Kapolresta Pulau Ambon Hadiri Kegiatan Simulasi Simulasi Mekanisme Tanggap Darurat Bencana Banjir dan Tanah Longsor

Kapolresta Pulau Ambon Hadiri Kegiatan Simulasi Simulasi Mekanisme Tanggap Darurat Bencana Banjir dan Tanah Longsor

Puluhan warga Batu Merah, Kecamatan Sirimau, Kota Ambon ikut simulasi mekanisme tanggap darurat bencana banjir dan tanah longsor yang digelar Pemerintah Kota (Pemkot) Ambon

Polresta P.Ambon & P.P Lease - Puluhan warga Batu Merah, Kecamatan Sirimau, Kota Ambon ikut simulasi mekanisme tanggap darurat bencana banjir dan tanah longsor yang digelar Pemerintah Kota (Pemkot) Ambon, Senin (19/9)

Pemerintah Kota Ambon dalam hal ini Badan Penanggulangan Bencana Daerah (BPBD) setempat menggelar simulasi mekanisme tanggap darurat bencana banjir dan tanah longsor yang berlangsung lapangan futsal Asmil Batu Merah

Yang dihaduri langsung oleh Penjabat Walikota Kota Ambon Bodewin M. Wattimena, Sekretaris Kota Ambon Agus Ririmasse, Kapolresta P.P Ambon dan Lease, Dandim 1504, Kejaksaan Negeri dan juga OPD terkait.

WaliKota Ambon Bodewin Wattimena dalam sambutannya mengatakan, daerah ini rawan terhadap bencana.

Hal ini disebabkan karena Kota Ambon, termasuk pada wilayah Kepulauan Maluku yang berada pada area pertemuan tiga lempeng penyusun kulit bumi yang di Indo Australia, Euroasia dan Pasifik.

Pertemuan ketiga lempeng ini bukan saja membentuk zona tumbukan dan subduksi yang dapat menjadi sumber gempa lokal tetapi juga sumber gempa lain yang berasal dari Laut Banda dan Samudra Pasifik atau disebut gempa tektonik.

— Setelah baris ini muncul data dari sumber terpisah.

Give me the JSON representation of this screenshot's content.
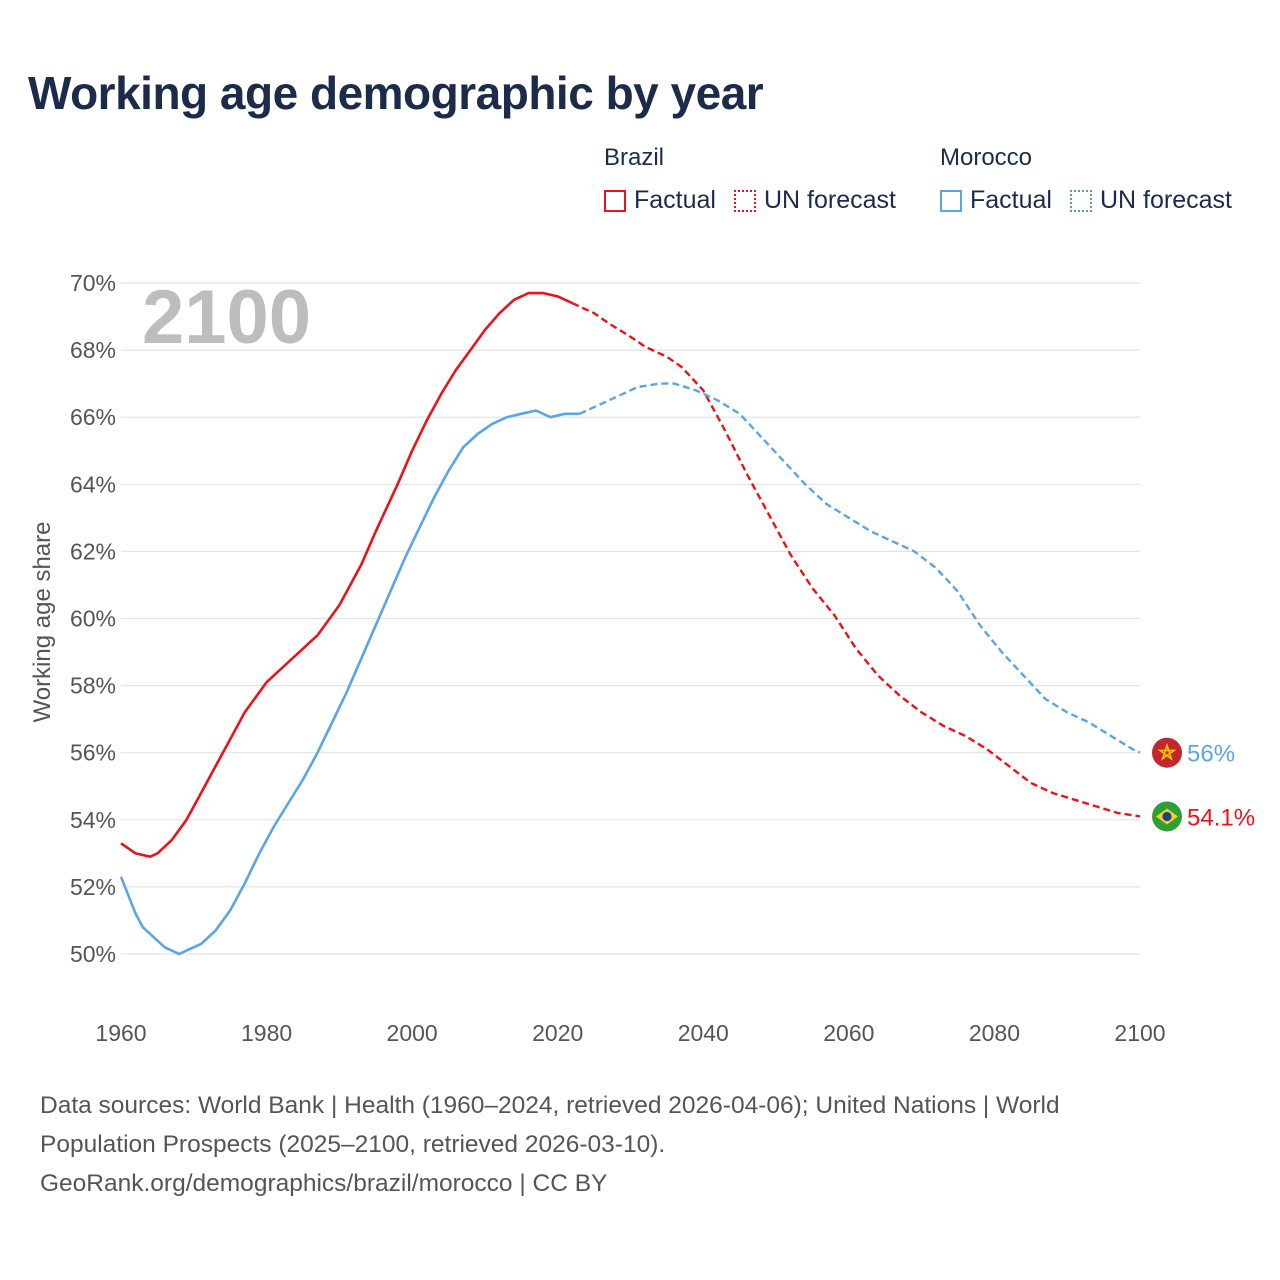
{
  "title": "Working age demographic by year",
  "legend": {
    "brazil": {
      "country": "Brazil",
      "factual": "Factual",
      "forecast": "UN forecast"
    },
    "morocco": {
      "country": "Morocco",
      "factual": "Factual",
      "forecast": "UN forecast"
    }
  },
  "year_overlay": "2100",
  "colors": {
    "brazil": "#e8141b",
    "morocco": "#5aa5e6",
    "morocco_legend_forecast": "#4ba0b5",
    "grid": "#e3e3e3",
    "tick_text": "#555555",
    "overlay": "#bdbdbd"
  },
  "chart_data": {
    "type": "line",
    "title": "Working age demographic by year",
    "xlabel": "",
    "ylabel": "Working age share",
    "xlim": [
      1960,
      2100
    ],
    "ylim": [
      49,
      71
    ],
    "x_ticks": [
      1960,
      1980,
      2000,
      2020,
      2040,
      2060,
      2080,
      2100
    ],
    "x_tick_labels": [
      "1960",
      "1980",
      "2000",
      "2020",
      "2040",
      "2060",
      "2080",
      "2100"
    ],
    "y_ticks": [
      50,
      52,
      54,
      56,
      58,
      60,
      62,
      64,
      66,
      68,
      70
    ],
    "y_tick_labels": [
      "50%",
      "52%",
      "54%",
      "56%",
      "58%",
      "60%",
      "62%",
      "64%",
      "66%",
      "68%",
      "70%"
    ],
    "grid": true,
    "legend_position": "top-right",
    "factual_end_year": 2024,
    "series": [
      {
        "name": "Brazil",
        "color_key": "brazil",
        "end_label": "54.1%",
        "flag": "brazil",
        "x": [
          1960,
          1962,
          1964,
          1965,
          1967,
          1969,
          1971,
          1973,
          1975,
          1977,
          1979,
          1980,
          1983,
          1987,
          1990,
          1993,
          1995,
          1998,
          2000,
          2002,
          2004,
          2006,
          2008,
          2010,
          2012,
          2014,
          2016,
          2018,
          2020,
          2022,
          2025,
          2027,
          2030,
          2032,
          2035,
          2037,
          2040,
          2043,
          2046,
          2049,
          2052,
          2055,
          2058,
          2061,
          2064,
          2067,
          2070,
          2073,
          2076,
          2079,
          2082,
          2085,
          2088,
          2091,
          2094,
          2097,
          2100
        ],
        "values": [
          53.3,
          53.0,
          52.9,
          53.0,
          53.4,
          54.0,
          54.8,
          55.6,
          56.4,
          57.2,
          57.8,
          58.1,
          58.7,
          59.5,
          60.4,
          61.6,
          62.6,
          64.0,
          65.0,
          65.9,
          66.7,
          67.4,
          68.0,
          68.6,
          69.1,
          69.5,
          69.7,
          69.7,
          69.6,
          69.4,
          69.1,
          68.8,
          68.4,
          68.1,
          67.8,
          67.5,
          66.8,
          65.6,
          64.3,
          63.1,
          61.9,
          60.9,
          60.1,
          59.1,
          58.3,
          57.7,
          57.2,
          56.8,
          56.5,
          56.1,
          55.6,
          55.1,
          54.8,
          54.6,
          54.4,
          54.2,
          54.1
        ]
      },
      {
        "name": "Morocco",
        "color_key": "morocco",
        "end_label": "56%",
        "flag": "morocco",
        "x": [
          1960,
          1962,
          1963,
          1965,
          1966,
          1968,
          1969,
          1971,
          1973,
          1975,
          1977,
          1979,
          1981,
          1983,
          1985,
          1987,
          1989,
          1991,
          1993,
          1995,
          1997,
          1999,
          2001,
          2003,
          2005,
          2007,
          2009,
          2011,
          2013,
          2015,
          2017,
          2019,
          2021,
          2023,
          2026,
          2029,
          2031,
          2034,
          2036,
          2039,
          2042,
          2045,
          2048,
          2051,
          2054,
          2057,
          2060,
          2063,
          2066,
          2069,
          2072,
          2075,
          2078,
          2081,
          2084,
          2087,
          2090,
          2093,
          2096,
          2099,
          2100
        ],
        "values": [
          52.3,
          51.2,
          50.8,
          50.4,
          50.2,
          50.0,
          50.1,
          50.3,
          50.7,
          51.3,
          52.1,
          53.0,
          53.8,
          54.5,
          55.2,
          56.0,
          56.9,
          57.8,
          58.8,
          59.8,
          60.8,
          61.8,
          62.7,
          63.6,
          64.4,
          65.1,
          65.5,
          65.8,
          66.0,
          66.1,
          66.2,
          66.0,
          66.1,
          66.1,
          66.4,
          66.7,
          66.9,
          67.0,
          67.0,
          66.8,
          66.5,
          66.1,
          65.4,
          64.7,
          64.0,
          63.4,
          63.0,
          62.6,
          62.3,
          62.0,
          61.5,
          60.8,
          59.8,
          59.0,
          58.3,
          57.6,
          57.2,
          56.9,
          56.5,
          56.1,
          56.0
        ]
      }
    ]
  },
  "footer": {
    "line1": "Data sources: World Bank | Health (1960–2024, retrieved 2026-04-06); United Nations | World",
    "line2": "Population Prospects (2025–2100, retrieved 2026-03-10).",
    "line3": "GeoRank.org/demographics/brazil/morocco | CC BY"
  }
}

“Ini yang sangat mempengaruhi formasi batuan di Maluku, karakteristik besar atau patahan serta aktivitas gempa bumi,” jelasnya

Selain itu, kondisi topografi Kota Ambon sebagian besar terdiri dari kawasan perbukitan dan berlereng terjal dengan kemiringan lerengnya lebih dari 20 persen serta kondisi curah hujan dari sedang sampai lebat juga mempengaruhi terjadinya bencana.

“Bencana adalah kejadian yang dapat terjadi di mana saja, kapan saja dan dapat membawa dampak bagi siapa saja yang bermukim atau beraktivitas di sekitar area bencana,” tandas Penjabat.

Kemudian, sudah di atur dalam Undang-undang Nomor 24 Tahun 2007 tentang penanggulangan bencana.

Selanjutnya, telah diuraikan pengertian bencana sebagai peristiwa atau rangkaian peristiwa yang mengancam dan mengganggu kehidupan dan kehidupan masyarakat yang disebabkan baik oleh faktor alam dan/atau faktor non alam maupun faktor manusia yang dapat mengakibatkan timbulnya korban jiwa, kerusakan lingkungan, kerugian harta benda dan dampak psikologis.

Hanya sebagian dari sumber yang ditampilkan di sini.